Quando l’indagine scivola nell’attrazione: Decision to Leave di Park Chan-wook

Hae-jun (Park Hae-il) è un poliziotto di Busan con problemi di insonnia, che prova a combattere lavorando anche di notte. La moglie vive lontana e lui la raggiunge, per vivere momenti di apparente serenità, solo durante i fine settimana. Si amano, certo, ma negli occhi di Hae-jun è sempre presente un velo di malinconia, di insoddisfazione, di rabbia repressa. A vivificare un quotidiano di routine arriva un nuovo caso da risolvere: la morte di un appassionato di arrampicata caduto da una vetta dopo una scalata. Si è suicidato? È precipitato per un incidente? O qualcuno lo ha ucciso spingendolo di sotto? Indagando sull’accaduto, Hae-jun incontra la vedova dell’uomo, Seo-rae (Tang Wei, eccellente), emigrata clandestinamente anni prima dalla Cina, che sembra vivere il lutto con pudico distacco. La donna ha un alibi accertato ma molte cose sembrano non tornare nella sua ricostruzione dei fatti. E più le circostanze sembrano incastrare la donna più Hae-jun si sente attratto da lei, in una sorta di legame protettivo che implica uno scacco morale.

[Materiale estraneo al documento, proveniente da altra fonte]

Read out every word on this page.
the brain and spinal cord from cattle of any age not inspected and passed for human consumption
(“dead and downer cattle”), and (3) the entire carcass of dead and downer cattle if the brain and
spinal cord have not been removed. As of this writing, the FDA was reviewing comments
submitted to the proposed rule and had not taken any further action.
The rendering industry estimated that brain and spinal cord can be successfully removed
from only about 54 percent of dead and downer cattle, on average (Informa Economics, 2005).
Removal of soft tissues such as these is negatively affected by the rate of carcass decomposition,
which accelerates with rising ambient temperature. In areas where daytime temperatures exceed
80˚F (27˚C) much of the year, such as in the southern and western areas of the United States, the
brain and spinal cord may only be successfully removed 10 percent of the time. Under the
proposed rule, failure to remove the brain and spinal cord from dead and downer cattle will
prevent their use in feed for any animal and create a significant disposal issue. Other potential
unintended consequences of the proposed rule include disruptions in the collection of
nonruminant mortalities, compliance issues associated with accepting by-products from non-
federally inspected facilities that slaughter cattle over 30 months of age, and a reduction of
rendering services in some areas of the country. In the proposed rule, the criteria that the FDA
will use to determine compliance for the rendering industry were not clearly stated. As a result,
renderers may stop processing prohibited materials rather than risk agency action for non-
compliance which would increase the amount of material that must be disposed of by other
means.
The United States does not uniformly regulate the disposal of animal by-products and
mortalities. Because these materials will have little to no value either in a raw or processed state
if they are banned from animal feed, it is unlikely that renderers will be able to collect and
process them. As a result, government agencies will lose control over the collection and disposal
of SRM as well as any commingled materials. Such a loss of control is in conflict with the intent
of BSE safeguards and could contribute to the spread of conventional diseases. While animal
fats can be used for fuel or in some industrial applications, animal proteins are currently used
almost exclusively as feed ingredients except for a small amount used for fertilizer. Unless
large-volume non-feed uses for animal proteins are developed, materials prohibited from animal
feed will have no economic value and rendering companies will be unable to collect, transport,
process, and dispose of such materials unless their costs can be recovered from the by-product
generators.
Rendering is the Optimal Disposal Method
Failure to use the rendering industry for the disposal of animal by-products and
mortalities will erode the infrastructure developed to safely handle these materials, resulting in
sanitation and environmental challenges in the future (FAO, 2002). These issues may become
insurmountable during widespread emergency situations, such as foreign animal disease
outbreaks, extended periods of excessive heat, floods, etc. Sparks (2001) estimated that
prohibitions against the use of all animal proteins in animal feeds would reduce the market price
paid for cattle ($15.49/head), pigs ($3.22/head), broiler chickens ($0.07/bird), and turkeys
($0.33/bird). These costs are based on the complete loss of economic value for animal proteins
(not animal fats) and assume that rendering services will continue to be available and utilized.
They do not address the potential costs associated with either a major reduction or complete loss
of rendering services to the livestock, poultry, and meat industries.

Il destino li allontanerà solo per poco tempo, perché il filo che li lega si ingarbuglia senza spezzarsi, si rincorre come in un cerchio temporale che unisce passato e futuro in una sorta di presente assoluto e sospeso: il tempo degli amanti. In Decision to Leave, con cui Park Chan-wook torna a girare in Corea dopo la parentesi seriale di La tamburina, regna un tono perennemente incerto, agitato da un lieve disequilibrio che è in fondo il tema portante del film.

 

 

Le notti insonni del poliziotto, l’uso del collirio per permettergli di vedere meglio, le differenze linguistiche dei protagonisti capaci però di capirsi alla perfezione, il tempo che sfugge, le certezze che svaniscono, i ruoli che sfumano. Decision to Leave è un’indagine che si sfrangia in un’attrazione, un noir che diventa romance. Park costruisce con millimetrica definizione la messa in scena di questa materia in continuo movimento, decostruendo le linearità della trama e cercando l’essenza nella reiterazione sentimentale dei suoi protagonisti. Il montaggio sembra disvelare il film nel suo farsi, davanti ai nostri occhi; l’uso delle tecnologie apre nuove strade di messa in scena invece di creare inciampi e costrizioni; la libertà della cadenza narrativa alterna solennità e intimismo. Non c’è infatti una soluzione definita allo svolgersi degli eventi: il caso poliziesco è da vivere più che da risolvere, un fardello emotivo più che un enigma. In un vortice di senso e linguaggi, di fascino e nostalgia, Park costruisce un film impossibile che fa convivere Hitchcock e Basic Instinct, La vedova nera con lo sfacciato mélo, senza mai cadere nel tranello della citazione, dell’imitazione, del calco. Decision to Leave è un film libero di quella libertà che non sempre sanno cogliere i suoi protagonisti, trascinati in un valzer linguistico che li conduce vorticando verso la conclusione, quel partire che risuona dal titolo. Si vive il momento perché non c’è futuro che non sia già scritto nel passato, in una forma distillata di provvisorietà. Ci si arrende alla molteplicità delle interpretazioni, si colgono attimi di esistenza che non riescono mai a diventare vera vita vissuta. Non c’è una spiegazione univoca in Decision to Leave, quanto il tentativo di arrestare lo srotolarsi del tempo verso un poi già definito, di difendere un amore sempre sul punto di sbocciare, di esplodere, di essere – letteralmente – detto. Un film che trascende i generi per fonderli e confonderli: quello che in fondo accade in ogni storia d’amore che si prova a raccontare con le parole incerte ma cristalline degli amanti.